= Nestingum =

Name given to an ancestor of Saint Wulfhilde

Nestingum is the name said to have been given by King Alfred the Great of England to a legendary foundling who was identified as an ancestor of Saint Wulfhilde of Barking ( 980), as set out in her genealogy in Goscelin's life of the saint.

==Biography==
Goscelin's account, written c. 1060 about purported events dating to the late 9th century, may have its source in a lost tradition of Wilton nunnery, with the aim of providing Wulfhilde with a royal lineage; the name is said to be early Old English, but appears in no other contemporary text.
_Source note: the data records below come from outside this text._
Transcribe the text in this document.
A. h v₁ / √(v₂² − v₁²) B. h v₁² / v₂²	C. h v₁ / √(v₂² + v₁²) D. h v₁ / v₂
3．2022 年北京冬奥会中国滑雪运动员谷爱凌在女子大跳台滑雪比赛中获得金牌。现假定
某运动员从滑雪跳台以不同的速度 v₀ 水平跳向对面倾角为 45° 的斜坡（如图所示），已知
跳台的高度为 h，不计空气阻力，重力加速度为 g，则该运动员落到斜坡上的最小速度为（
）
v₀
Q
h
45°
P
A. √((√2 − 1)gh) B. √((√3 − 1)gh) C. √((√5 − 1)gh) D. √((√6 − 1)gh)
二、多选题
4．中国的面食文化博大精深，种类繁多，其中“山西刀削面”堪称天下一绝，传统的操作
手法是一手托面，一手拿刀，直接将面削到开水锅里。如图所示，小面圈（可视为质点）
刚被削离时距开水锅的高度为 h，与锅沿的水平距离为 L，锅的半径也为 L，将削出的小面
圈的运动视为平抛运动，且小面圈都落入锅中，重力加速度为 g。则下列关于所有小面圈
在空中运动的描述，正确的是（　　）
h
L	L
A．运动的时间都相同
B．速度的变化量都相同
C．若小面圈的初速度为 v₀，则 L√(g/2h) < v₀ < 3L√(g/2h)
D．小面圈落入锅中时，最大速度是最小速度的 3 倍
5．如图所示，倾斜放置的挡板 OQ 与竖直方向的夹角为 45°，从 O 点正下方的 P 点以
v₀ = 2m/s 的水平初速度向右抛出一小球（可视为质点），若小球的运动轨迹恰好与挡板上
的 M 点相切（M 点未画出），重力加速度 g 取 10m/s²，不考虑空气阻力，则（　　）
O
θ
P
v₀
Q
Translated from Latin:

Alfred king of the English, travelling in a wood at some speed in pursuit of game, by chance heard the voice of a crying infant. He diligently made to inquire what the matter was from the crowd of hunters. They discovered at the top of a tree, in an eagle's nest, an infant remarkable for its most elegant and noble form, wrapped in a purple cloak, having on his body a mark, just like a royal sign, and on his arms twin bracelets made of gold – evidence of nobility. The king baptised him after the Christian fashion, and named him in the native tongue after the nest "Nestingum"; also according to his worthy appearance of noble birth it came about that he had him regally educated as a princeps [prince] and comes [count], fitted with a spouse and the riches of all his rank. He was also adept in the noble arts. Nor was the distinction of his ancestors (of which he was wholly deserving) concealed. He begat Wihtrod, who in the greatness of things and offspring, and also in the probity of character took after his father. Wihtbrod begat Wulfhelm, father of the virgin Wulfhilde who was pleasing to God ....

In Tennyson's poem "The Last Tournament", part of his Arthurian cycle, Idylls of the King, the story of the nestling nursed by Guinevere was inspired by the legend of Nestingum as recounted in Sharon Turner's History of the Anglo-Saxons, and perhaps in Bishop Stanley's Book of Birds.